14h32 - Tremblay dit qu'il ne s'impliquait pas dans l'organisation de ce genre d'événement. On lui demandait de se présenter et c'est tout. Il ignorait la liste des invités, le coût que les invités avaient à débourser, etc.

14h30 - «Je ne savais même pas qui était pour être là.»

14h26 - On parle d'un petit-déjeuner au Club St-Denis en mai 2004. Témoin dit avoir fait son discours et avoir quitté ensuite.

14h24 - Tremblay dit qu'il ne peut pas nier les témoignages faits devant la Commission, mais qu'il n'était pas au courant du financement occulte à l'époque.

14h23 - Tremblay dit qu'il était «insistant» auprès de son agent officiel pour que tout soit fait selon les règles.

14h20 - Témoin dit qu'il été bien au fait des règles entourant le financement politique.
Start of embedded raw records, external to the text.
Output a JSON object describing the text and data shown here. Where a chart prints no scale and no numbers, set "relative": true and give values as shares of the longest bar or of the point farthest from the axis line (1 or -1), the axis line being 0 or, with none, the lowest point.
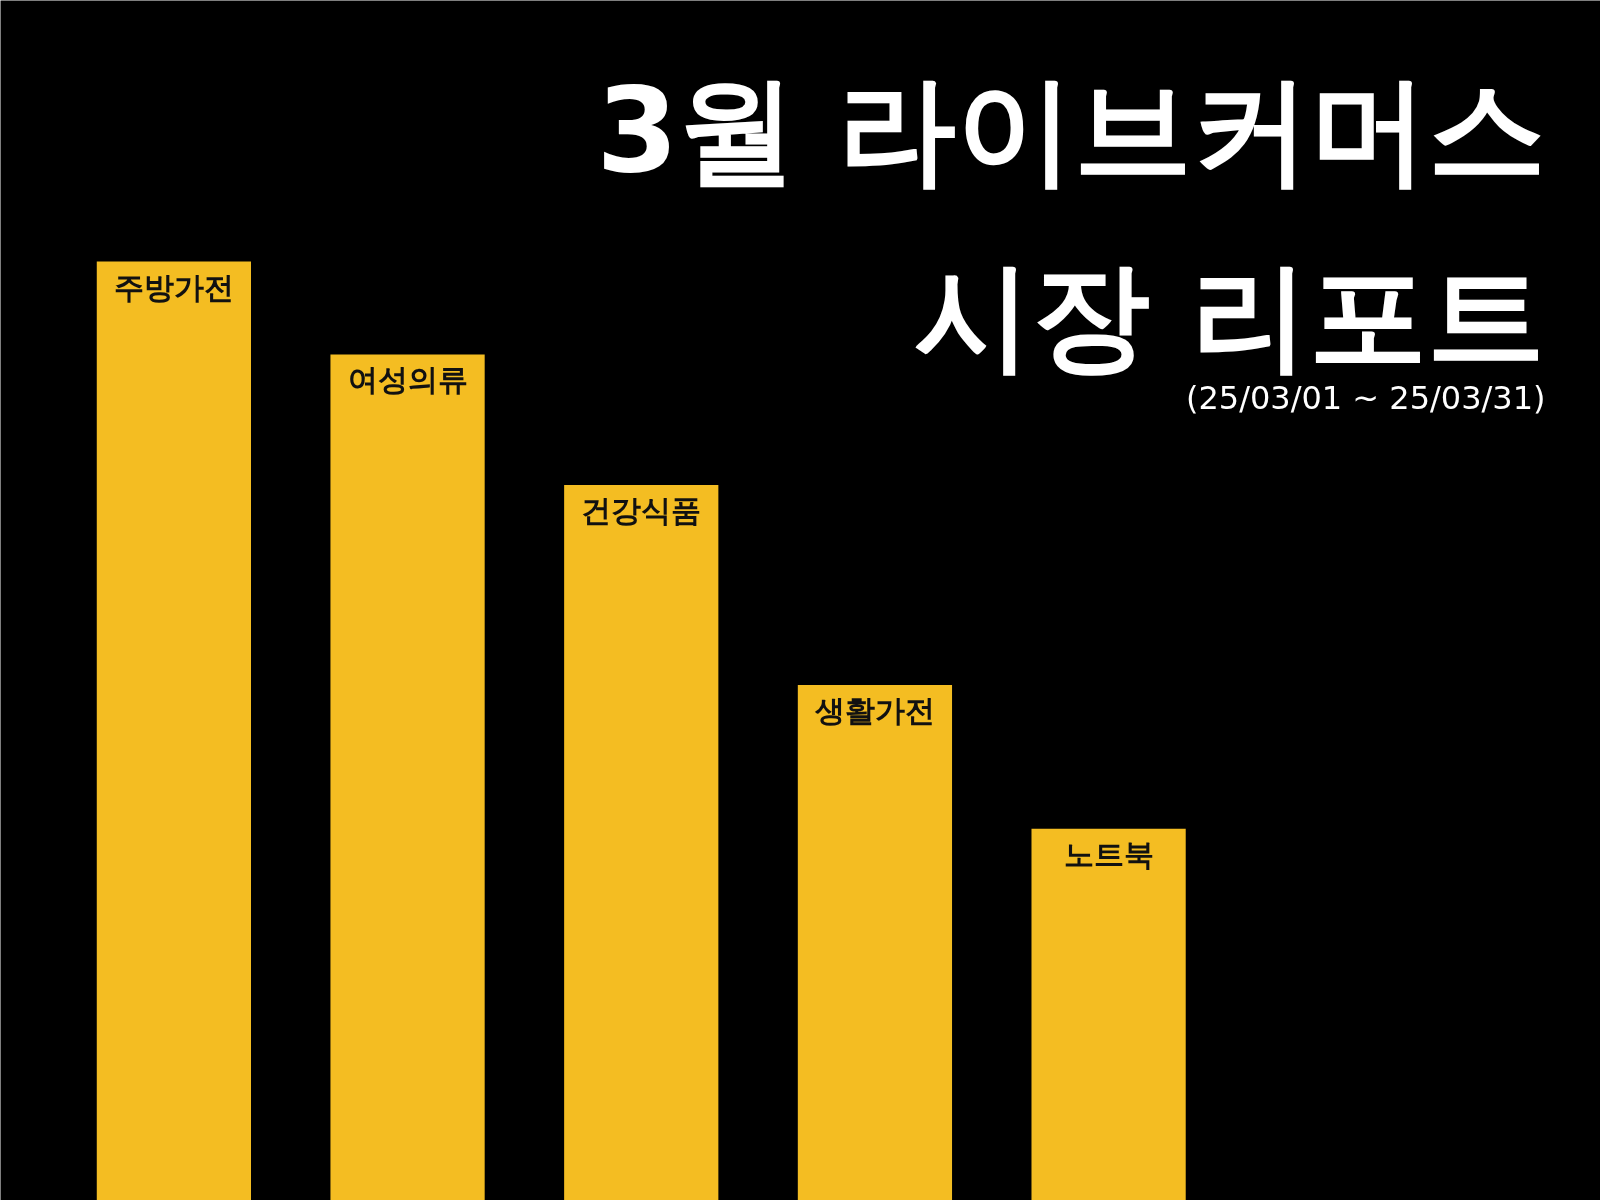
{
  "chart_data": {
    "type": "bar",
    "title": "3월 라이브커머스\n시장 리포트",
    "subtitle": "(25/03/01 ~ 25/03/31)",
    "relative": true,
    "categories": [
      "주방가전",
      "여성의류",
      "건강식품",
      "생활가전",
      "노트북"
    ],
    "values": [
      1,
      0.901,
      0.762,
      0.549,
      0.396
    ],
    "color": "#f4bd22"
  }
}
14h18 - Tremblay dit qu'il restait rarement longtemps lors des événements de financement. Serrait des mains, socialisait, prononçait son discours et repartait.

14h14 - On aborde Bernard Trépanier. Tremblay dit qu'il ne le connaissait pas avant son arrivée à Union Montréal, fin 2003, début 2004. «Je savais qu'il était un organisateur politique très près de l'équipe de Saint-Léonard, mais je ne connaissais pas les liens d'amitié [avec Zampino].»

14h11 - «Je l'ai rencontré pour lui dire que ça serait une bonne idée qu'il démissionne.»

14h09 - Tremblay dit avoir appris la tenue d'une fête pour la conjointe de Dauphin en septembre 2009. Il n'a pas été invité et a appris son existence seulement l'événement. Sauriol était parmi les invités. A demandé au contrôleur de faire une enquête. «Le dossier est entre les mains de la SQ.»

14h07 - Reprise des audiences. On aborde le choix de Claude Dauphin en remplacement de Frank Zampino.